Interview(s) with Hideo Kojima collected for "Renga" #1

The following interview(s) with Hideo Kojima is comprised of excerpts collected by "External Gazer", for the video essay Renga: A Document of Hideo Kojima.


I joined Konami in 1986, and my first game I worked on was Penguin Adventure. It was not me who was really the director on this game, it was rather the person who at the time was my mentor.

I joined Konami as a game designer, and I was simply asked to join his team. Originally, for Penguin Adventure, I had about 100 to 200 ideas a day. It was pretty easy to do, and obviously they liked my ideas. So since my work had been appreciated on Penguin Adventure, I was called to work with another team. The project that was in progress at the time was a wrestling game called Masked Fighters which unfortunately was canceled during development. But since the characters were pretty well-done and animated, I wondered if it was possible to re-use these characters and do something else with them. So for a month, I imagined another game, and then in development (as I was a new employee in this company) I was asked to go away for a three-month internship to develop. When I came back, the game had changed a little bit, and the character had become a woman, it had become a platformer - an action game, and I had prepared a script and ideas on about 200 to 300 pages. We worked on it for three months, but it was so ambitious that the scripted platformer game was canceled.

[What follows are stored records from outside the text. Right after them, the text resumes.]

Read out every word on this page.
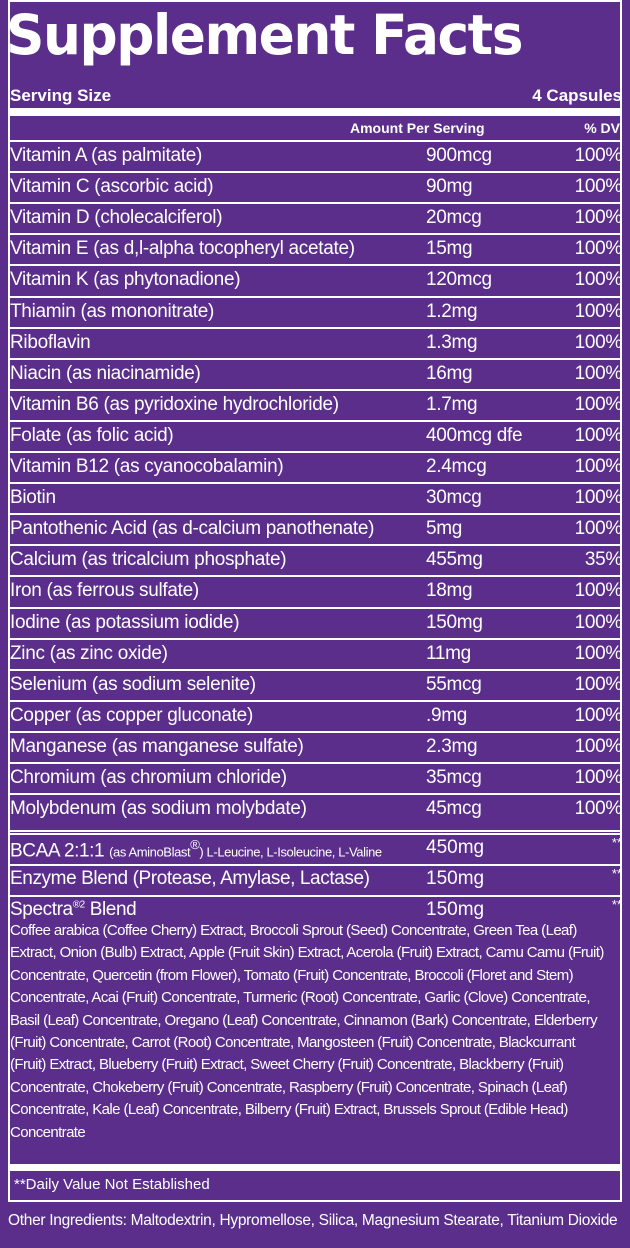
Supplement Facts
Serving Size	4 Capsules
Amount Per Serving	% DV
Vitamin A (as palmitate)	900mcg	100%
Vitamin C (ascorbic acid)	90mg	100%
Vitamin D (cholecalciferol)	20mcg	100%
Vitamin E (as d,l-alpha tocopheryl acetate)	15mg	100%
Vitamin K (as phytonadione)	120mcg	100%
Thiamin (as mononitrate)	1.2mg	100%
Riboflavin	1.3mg	100%
Niacin (as niacinamide)	16mg	100%
Vitamin B6 (as pyridoxine hydrochloride)	1.7mg	100%
Folate (as folic acid)	400mcg dfe	100%
Vitamin B12 (as cyanocobalamin)	2.4mcg	100%
Biotin	30mcg	100%
Pantothenic Acid (as d-calcium panothenate)	5mg	100%
Calcium (as tricalcium phosphate)	455mg	35%
Iron (as ferrous sulfate)	18mg	100%
Iodine (as potassium iodide)	150mg	100%
Zinc (as zinc oxide)	11mg	100%
Selenium (as sodium selenite)	55mcg	100%
Copper (as copper gluconate)	.9mg	100%
Manganese (as manganese sulfate)	2.3mg	100%
Chromium (as chromium chloride)	35mcg	100%
Molybdenum (as sodium molybdate)	45mcg	100%
BCAA 2:1:1 (as AminoBlast®) L-Leucine, L-Isoleucine, L-Valine 450mg	**
Enzyme Blend (Protease, Amylase, Lactase)	150mg	**
Spectra$^{®2}$ Blend	150mg	**
Coffee arabica (Coffee Cherry) Extract, Broccoli Sprout (Seed) Concentrate, Green Tea (Leaf) Extract, Onion (Bulb) Extract, Apple (Fruit Skin) Extract, Acerola (Fruit) Extract, Camu Camu (Fruit) Concentrate, Quercetin (from Flower), Tomato (Fruit) Concentrate, Broccoli (Floret and Stem) Concentrate, Acai (Fruit) Concentrate, Turmeric (Root) Concentrate, Garlic (Clove) Concentrate, Basil (Leaf) Concentrate, Oregano (Leaf) Concentrate, Cinnamon (Bark) Concentrate, Elderberry (Fruit) Concentrate, Carrot (Root) Concentrate, Mangosteen (Fruit) Concentrate, Blackcurrant (Fruit) Extract, Blueberry (Fruit) Extract, Sweet Cherry (Fruit) Concentrate, Blackberry (Fruit) Concentrate, Chokeberry (Fruit) Concentrate, Raspberry (Fruit) Concentrate, Spinach (Leaf) Concentrate, Kale (Leaf) Concentrate, Bilberry (Fruit) Extract, Brussels Sprout (Edible Head) Concentrate
**Daily Value Not Established
Other Ingredients: Maltodextrin, Hypromellose, Silica, Magnesium Stearate, Titanium Dioxide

First of all, from the canceled game, Lost Warld, it put me in a somewhat awkward postition in the company. One of my bosses called me and he said: "Listen, since you still have some good ideas, we would like to give you a project. It's a fighting game, but not all of the experienced people who have embarked on this project have been able to do anything right with it. We would like you to try to do something". I was therefore entrusted with this game, which had war as its theme. I must admit that at the time, war games were the most important games, like Space Invaders for example, and I didn't want to play violent games. Finally, I told myself that I was going to be inspired by a film called The Great Escape, and rather than making a game where you had to attack people, I wondered if there was not a way to make a war game about running away.